Article date: June 2019

By: Michele Fiore, Claudia Cossu, Valeria Capurro, Cristiana Picco, Alessandra Ludovico, Marcin Mielczarek, Israel Carreira‐Barral, Emanuela Caci, Debora Baroni, Roberto Quesada, Oscar Moran in Volume 176, Issue 11, pages 1764-1779

Background and Purpose

Cystic fibrosis (CF) is a lethal autosomal recessive genetic disease that originates from the defective function of the CF transmembrane conductance regulator (CFTR) protein, a cAMP‐dependent anion channel involved in fluid transport across epithelium.
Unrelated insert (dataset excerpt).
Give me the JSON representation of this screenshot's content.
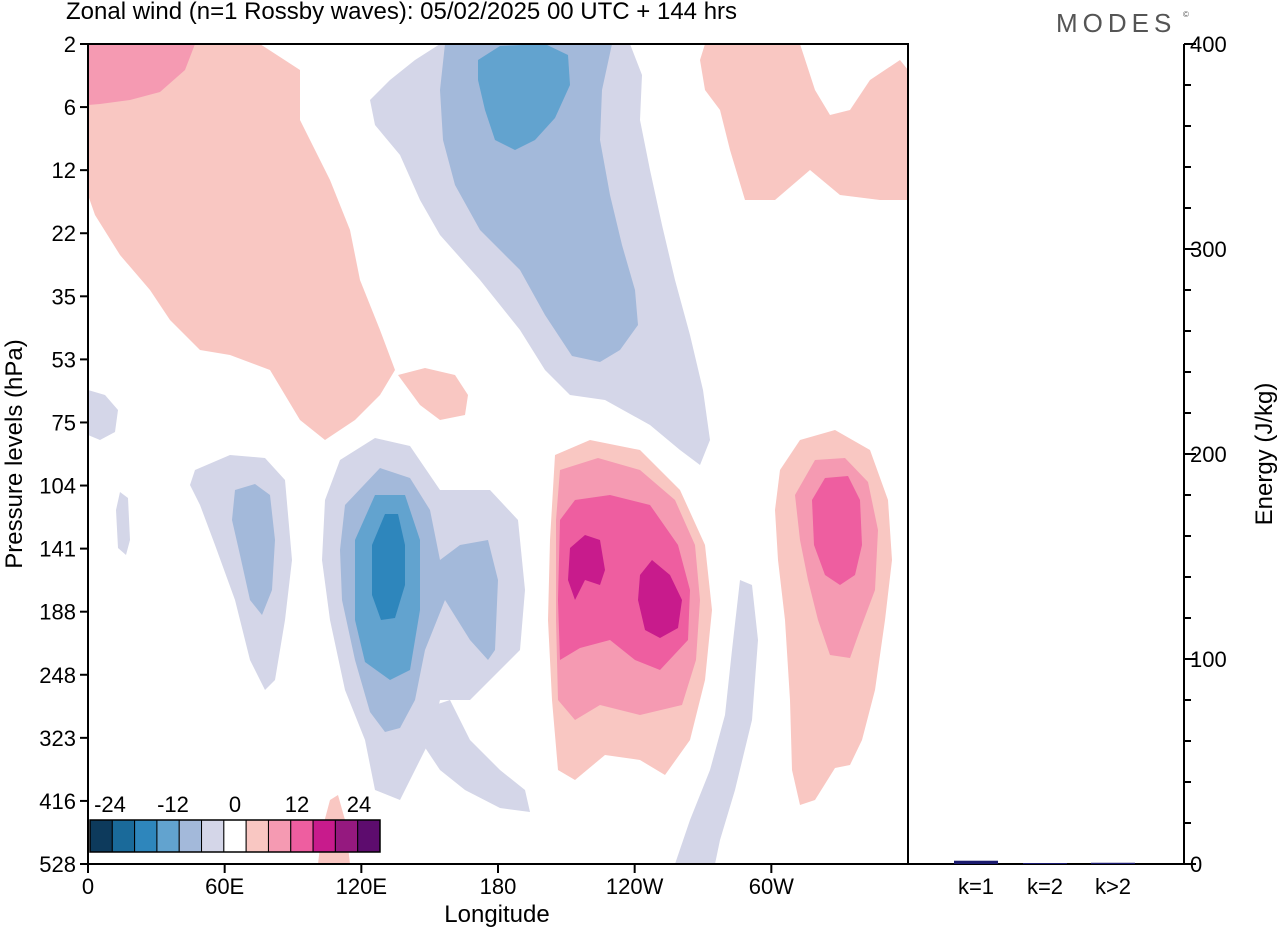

Because small synthetic transmembrane anion transporters (anionophores) can replace the biological anion transport mechanisms, independent of genetic mutations in the CFTR, such anionophores are candidates as new potential treatments for CF.

Experimental Approach

In order to assess their effects on cell physiology, we have analysed the transport properties of five anionophore compounds, three prodigiosines and two tambjamines. Chloride efflux was measured in large uni‐lamellar vesicles and in HEK293 cells with chloride‐sensitive electrodes. Iodide influx was evaluated in FRT cells transfected with iodide‐sensitive YFP. Transport of bicarbonate was assessed by changes of pH after a NH4+ pre‐pulse using the BCECF fluorescent probe. Assays were also carried out in FRT cells permanently transfected with wild type and mutant human CFTR.

Key Results

All studied compounds are capable of transporting halides and bicarbonate across the cell membrane, with a higher transport capacity at acidic pH. Interestingly, the presence of these anionophores did not interfere with the activation of CFTR and did not modify the action of lumacaftor (a CFTR corrector) or ivacaftor (a CFTR potentiator).

Conclusion and Implications

These anionophores, at low concentrations, transported chloride and bicarbonate across cell membranes, without affecting CFTR function. They therefore provide promising starting points for the development of novel treatments for CF.